Attitudes like Turner’s father’s perpetuate a patriarchal culture that is apathetic towards sexual assault and must be challenged
The statement by the victim gives a vivid description of the attack and details the anguish she endured in its aftermath and during the trial. Though Turner was judged guilty for sexually assaulting the victim while she was unconscious, he has failed to take responsibility for his actions or show any remorse. Turner’s father sparked even more controversy when he said in a letter to Judge Aaron Persky that the sentence “is a steep price to pay for twenty minutes of action fuelled by alcohol and promiscuity”. Regardless of parental loyalty, anybody in their right mind who thinks Turner’s actions were in anyway justifiable is devoid of sense. Attitudes like Turner’s father’s perpetuate a patriarchal culture that is apathetic towards sexual assault and must be challenged.
This culture is not removed from the everyday lives of our students. A survey carried out by Trinity College Dublin Students’ Union (TCDSU) in 2014 highlighted the reality of sexual assault within the College.
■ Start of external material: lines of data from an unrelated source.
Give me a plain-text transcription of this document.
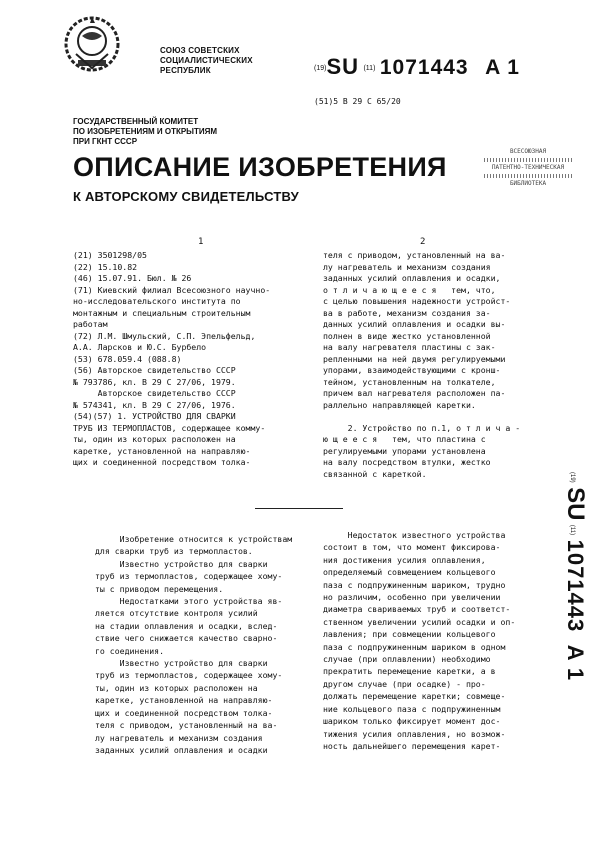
СОЮЗ СОВЕТСКИХ
СОЦИАЛИСТИЧЕСКИХ
РЕСПУБЛИК	$^{(19)}$SU $^{(11)}$ 1071443 A 1
(51)5 В 29 С 65/20
ГОСУДАРСТВЕННЫЙ КОМИТЕТ
ПО ИЗОБРЕТЕНИЯМ И ОТКРЫТИЯМ
ПРИ ГКНТ СССР
ОПИСАНИЕ ИЗОБРЕТЕНИЯ
К АВТОРСКОМУ СВИДЕТЕЛЬСТВУ
ВСЕСОЮЗНАЯ
ПАТЕНТНО-ТЕХНИЧЕСКАЯ
БИБЛИОТЕКА
1	2
(21) 3501298/05
(22) 15.10.82
(46) 15.07.91. Бюл. № 26
(71) Киевский филиал Всесоюзного научно-
но-исследовательского института по
монтажным и специальным строительным
работам
(72) Л.М. Шмульский, С.П. Эпельфельд,
А.А. Ларсков и Ю.С. Бурбело
(53) 678.059.4 (088.8)
(56) Авторское свидетельство СССР
№ 793786, кл. В 29 С 27/06, 1979.
Авторское свидетельство СССР
№ 574341, кл. В 29 С 27/06, 1976.
(54)(57) 1. УСТРОЙСТВО ДЛЯ СВАРКИ
ТРУБ ИЗ ТЕРМОПЛАСТОВ, содержащее комму-
ты, один из которых расположен на
каретке, установленной на направляю-
щих и соединенной посредством толка-
теля с приводом, установленный на ва-
лу нагреватель и механизм создания
заданных усилий оплавления и осадки,
о т л и ч а ю щ е е с я   тем, что,
с целью повышения надежности устройст-
ва в работе, механизм создания за-
данных усилий оплавления и осадки вы-
полнен в виде жестко установленной
на валу нагревателя пластины с зак-
репленными на ней двумя регулируемыми
упорами, взаимодействующими с кронш-
тейном, установленным на толкателе,
причем вал нагревателя расположен па-
раллельно направляющей каретки.

2. Устройство по п.1, о т л и ч а -
ю щ е е с я   тем, что пластина с
регулируемыми упорами установлена
на валу посредством втулки, жестко
связанной с кареткой.
Изобретение относится к устройствам
для сварки труб из термопластов.
Известно устройство для сварки
труб из термопластов, содержащее хому-
ты с приводом перемещения.
Недостатками этого устройства яв-
ляется отсутствие контроля усилий
на стадии оплавления и осадки, вслед-
ствие чего снижается качество сварно-
го соединения.
Известно устройство для сварки
труб из термопластов, содержащее хому-
ты, один из которых расположен на
каретке, установленной на направляю-
щих и соединенной посредством толка-
теля с приводом, установленный на ва-
лу нагреватель и механизм создания
заданных усилий оплавления и осадки
Недостаток известного устройства
состоит в том, что момент фиксирова-
ния достижения усилия оплавления,
определяемый совмещением кольцевого
паза с подпружиненным шариком, трудно
но различим, особенно при увеличении
диаметра свариваемых труб и соответст-
ственном увеличении усилий осадки и оп-
лавления; при совмещении кольцевого
паза с подпружиненным шариком в одном
случае (при оплавлении) необходимо
прекратить перемещение каретки, а в
другом случае (при осадке) - про-
должать перемещение каретки; совмеще-
ние кольцевого паза с подпружиненным
шариком только фиксирует момент дос-
тижения усилия оплавления, но возмож-
ность дальнейшего перемещения карет-
(19) SU (11) 1071443 A 1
Out of those who responded, one in four females said that they had been victims of a non-consensual sexual experience, while one in 20 men answered yes to the same question. In an attempt to put real faces to personal experiences, the recent “Feminists of Trinity” campaign highlighted many of the challenges women face on a daily basis, unbeknownst to the majority of men – myself included. These ranged from being wolf-whistled at for wearing a particular piece of clothing to having to put a key between their fingers when walking alone at night for fear of being attacked. The campaign shed light on a culture of fear that women in Ireland continue to experience. People may ask how jokingly wolf-whistling at a random girl has anything to do with sexual assault. Though one does not necessarily lead to the other, what it does do is facilitate a society which sees women in a negative way.
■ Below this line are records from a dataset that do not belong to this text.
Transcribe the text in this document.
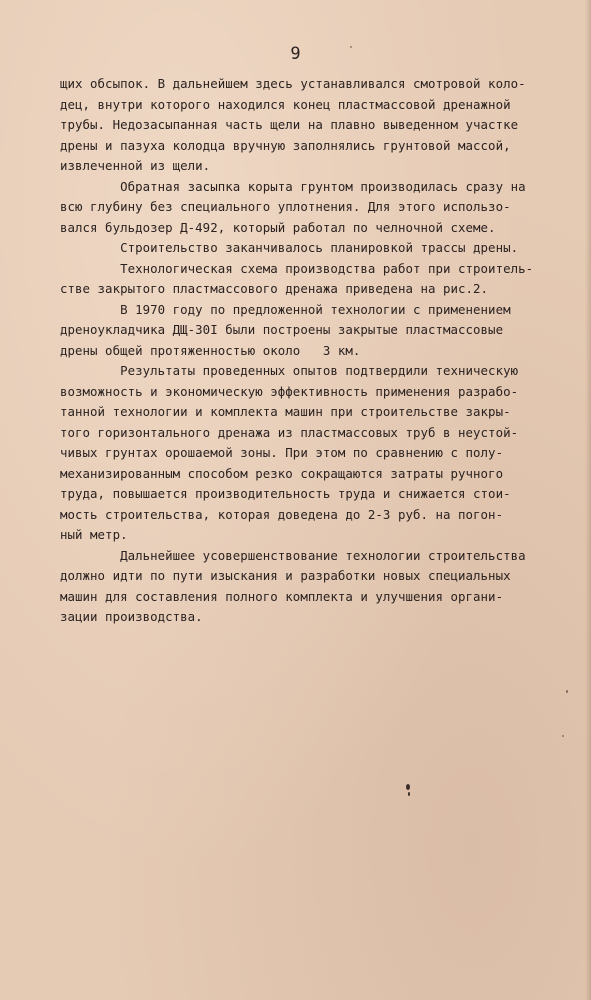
9
щих обсыпок. В дальнейшем здесь устанавливался смотровой коло-
дец, внутри которого находился конец пластмассовой дренажной
трубы. Недозасыпанная часть щели на плавно выведенном участке
дрены и пазуха колодца вручную заполнялись грунтовой массой,
извлеченной из щели.
Обратная засыпка корыта грунтом производилась сразу на
всю глубину без специального уплотнения. Для этого использо-
вался бульдозер Д-492, который работал по челночной схеме.
Строительство заканчивалось планировкой трассы дрены.
Технологическая схема производства работ при строитель-
стве закрытого пластмассового дренажа приведена на рис.2.
В 1970 году по предложенной технологии с применением
дреноукладчика ДЩ-30I были построены закрытые пластмассовые
дрены общей протяженностью около   3 км.
Результаты проведенных опытов подтвердили техническую
возможность и экономическую эффективность применения разрабо-
танной технологии и комплекта машин при строительстве закры-
того горизонтального дренажа из пластмассовых труб в неустой-
чивых грунтах орошаемой зоны. При этом по сравнению с полу-
механизированным способом резко сокращаются затраты ручного
труда, повышается производительность труда и снижается стои-
мость строительства, которая доведена до 2-3 руб. на погон-
ный метр.
Дальнейшее усовершенствование технологии строительства
должно идти по пути изыскания и разработки новых специальных
машин для составления полного комплекта и улучшения органи-
зации производства.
While these campaigns were mostly met with a positive response, they were, at times, met with reactions ranging from angry attacks to offensive trolling. The mandatory consent workshops for first year students in Trinity Hall to be trialled in the coming year has been met with the strongest negative reaction outside of Trinity, despite having positive support from most of the students inside the College’s walls. For those concerned about the kind of culture that Brock Allen Turner’s case typifies, however, these workshops should been a step in the right direction, and should we welcomed. They will hopefully start a serious conversation about consent and the culture of sexual violence that pervades student life. Of course, ideally, these conversations should begin in secondary schools where young adolescents are developing a view of the world. As someone who attended an all-boys school, the only experience I can recall in relation to consent was during a sexual education class in sixth year where a teacher told us that “no means fucking no”. Good advice, but limited.
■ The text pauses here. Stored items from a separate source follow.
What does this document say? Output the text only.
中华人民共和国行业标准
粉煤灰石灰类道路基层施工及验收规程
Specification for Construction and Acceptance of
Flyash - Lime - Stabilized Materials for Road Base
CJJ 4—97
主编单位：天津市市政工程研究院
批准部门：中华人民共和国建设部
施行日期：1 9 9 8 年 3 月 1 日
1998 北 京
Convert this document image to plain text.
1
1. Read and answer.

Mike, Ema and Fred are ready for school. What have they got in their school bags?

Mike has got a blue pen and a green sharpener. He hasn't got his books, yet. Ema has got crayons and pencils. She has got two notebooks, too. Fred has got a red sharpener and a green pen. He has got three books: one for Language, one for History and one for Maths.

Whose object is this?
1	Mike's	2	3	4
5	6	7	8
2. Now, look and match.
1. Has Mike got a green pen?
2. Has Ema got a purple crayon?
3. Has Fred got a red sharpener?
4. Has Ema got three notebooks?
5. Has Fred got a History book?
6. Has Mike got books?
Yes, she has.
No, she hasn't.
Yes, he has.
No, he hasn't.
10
The negative and patronising reaction to the suggestion that young people might be taught about consent does not sit well with this desire for change
The international, intergenerational and hugely negative response to the outcome of the case and to Turner’s father’s comments shows that society is upset, angry and simply fed up of the way that society deals treats those who commit sexual assault and desires change in how they are portrayed are punished. The current culture, which too-often sees victims blamed and perpetrators forgiven, simply cannot continue. The negative and patronising reaction to the suggestion that young people might be taught about consent does not sit well with this desire for change. Those who wish to see the culture changed have to accept that steps have to be taken to affect that change, and that students deciding to educate each other to keep their own environment safe is a good place to start.
The actions of Brock Turner should outrage us all. We must have a zero-tolerance policy against such crimes and must not be afraid to confront the culture that allows such actions to persist. Until we work to create a society based on mutual respect and equal partnership between men and women, assaults such as this will unfortunately continue to occur.